Resultantly, the expansion in the equation (\ref{expansion_three}) can be expressed as follows: \begin{equation} p\left(y|do\left(x\right)\right)=\sum_{z_{1}}\sum_{z_{2}}p\left(y|do\left(z_{1}\right),z_{2}\right)p\left(z_{1}|z_{2},x\right)p\left(z_{2}\right) \label{expansion_four} \end{equation} It has been proven that $p\left(y|do\left(z_{1}\right),z_{2}\right)$ can be calculated using only the graph in the Figure 11. Hence, using the know-how from the graph in the Figure 11 and the expansion in the equation (\ref{expansion_four}), $p\left(y|do\left(x\right)\right)$ in $G$ can be calculated.
It is the turn of the graph in the Figure 3.8 (d) of [1]. It is drawn in the Figure 17. The subgraph of $G$ matching to this graph is indicated in red in the Figure 18. If the dependencies in the mutilated form of this graph and that of $G$ are similar, then the know-how from the graph in the Figure 19 can be used to calculate the causal effect of $X$ on $Z_{1}$ in $G$. Let it be assumed that the dependencies were similar. $p(y|do(x))$ should be written in a form which opens a way to incorporating $p\left(z_{1}|do\left(x\right)\right)$ into the calculation.

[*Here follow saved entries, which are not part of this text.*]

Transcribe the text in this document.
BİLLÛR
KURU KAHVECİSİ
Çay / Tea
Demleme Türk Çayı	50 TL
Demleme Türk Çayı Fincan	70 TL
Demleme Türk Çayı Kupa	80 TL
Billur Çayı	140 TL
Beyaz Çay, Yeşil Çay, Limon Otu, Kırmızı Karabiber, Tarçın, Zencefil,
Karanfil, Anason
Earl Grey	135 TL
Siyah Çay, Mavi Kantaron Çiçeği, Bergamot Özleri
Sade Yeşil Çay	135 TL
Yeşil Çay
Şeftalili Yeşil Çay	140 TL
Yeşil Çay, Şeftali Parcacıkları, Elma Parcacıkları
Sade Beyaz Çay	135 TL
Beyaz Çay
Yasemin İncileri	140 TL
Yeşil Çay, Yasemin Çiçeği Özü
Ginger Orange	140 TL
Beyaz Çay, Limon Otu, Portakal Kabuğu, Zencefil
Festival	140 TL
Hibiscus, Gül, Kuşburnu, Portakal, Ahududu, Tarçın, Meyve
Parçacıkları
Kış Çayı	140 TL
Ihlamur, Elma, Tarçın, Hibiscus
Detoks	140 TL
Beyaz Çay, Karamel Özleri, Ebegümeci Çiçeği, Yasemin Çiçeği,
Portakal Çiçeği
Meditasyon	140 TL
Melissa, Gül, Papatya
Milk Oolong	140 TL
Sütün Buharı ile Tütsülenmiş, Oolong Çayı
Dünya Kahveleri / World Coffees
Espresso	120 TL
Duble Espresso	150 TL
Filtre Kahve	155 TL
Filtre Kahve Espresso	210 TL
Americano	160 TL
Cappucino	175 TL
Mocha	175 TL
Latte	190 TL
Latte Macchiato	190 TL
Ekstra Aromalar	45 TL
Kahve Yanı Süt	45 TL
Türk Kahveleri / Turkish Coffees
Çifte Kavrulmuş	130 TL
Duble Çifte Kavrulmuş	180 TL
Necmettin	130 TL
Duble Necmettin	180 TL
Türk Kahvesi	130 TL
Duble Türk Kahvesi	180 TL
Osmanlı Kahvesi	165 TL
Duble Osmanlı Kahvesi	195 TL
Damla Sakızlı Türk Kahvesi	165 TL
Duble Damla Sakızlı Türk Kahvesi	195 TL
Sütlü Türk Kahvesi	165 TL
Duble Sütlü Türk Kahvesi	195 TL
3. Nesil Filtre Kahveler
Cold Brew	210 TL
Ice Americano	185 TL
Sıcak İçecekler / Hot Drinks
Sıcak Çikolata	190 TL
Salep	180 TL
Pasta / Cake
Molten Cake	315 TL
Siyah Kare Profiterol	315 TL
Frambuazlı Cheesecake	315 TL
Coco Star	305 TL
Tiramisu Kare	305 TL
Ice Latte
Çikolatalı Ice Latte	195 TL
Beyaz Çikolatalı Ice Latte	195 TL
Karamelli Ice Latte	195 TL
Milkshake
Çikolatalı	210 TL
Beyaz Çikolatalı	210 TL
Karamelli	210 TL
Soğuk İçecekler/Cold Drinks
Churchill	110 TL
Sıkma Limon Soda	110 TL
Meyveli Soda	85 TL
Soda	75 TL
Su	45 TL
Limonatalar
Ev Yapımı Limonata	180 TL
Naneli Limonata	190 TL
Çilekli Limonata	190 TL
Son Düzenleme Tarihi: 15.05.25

The following expansion can be used to reach such a form: \begin{equation} p(y|do(x))=\sum_{z_{1}}p\left(y,z_{1}|do\left(x\right)\right)=\sum_{z_{1}}\frac{p\left(y,z_{1}|do\left(x\right)\right)}{p\left(z_{1}|do\left(x\right)\right)}p\left(z_{1}|do\left(x\right)\right) \Rightarrow \end{equation} \begin{equation} p(y|do(x))=\sum_{z_{1}}p\left(y|z_{1}, do\left(x\right)\right)p\left(z_{1}|do\left(x\right)\right) \label{expansion_five} \end{equation} As can be seen from the equation (\ref{expansion_five}), $p\left(z_{1}|do\left(x\right)\right)$ has been incorporated into the calculation of the causal effect of $X$ on $Y$. Is there a way to calculate $p\left(y|z_{1}, do\left(x\right)\right)$ using the know-how from the graph shown in the Figure 19? The know-how enables one to find the causal effect of $X$ on $Z_{1}$, not on $Y$. The graph displayed in the Figure 19 cannot be used to find $p\left(y|z_{1},do\left(x\right)\right)$. Hence, using only the graph in the Figure 3.8 (d) of [1], it is not possible to calculate $p\left(y, do\left(x\right)\right)$ for $G$.
Conclusion
The graphs in the Figure 3.8 (b), (c) and (d) of [1] have been examined to determine if the causal effect of $X$ on $Y$ in $G$ shown in the Figure 2 can be calculated using only one of those three graphs. It has been shown that using only the graph in (b) or only the graph in (d) cannot help solving the causal effect. However, using only the graph in (c), the causal effect can be calculated.
References
[1] Judea Pearl, Causality: Models, Reasoning and Inference, Cambridge University Press, 2009.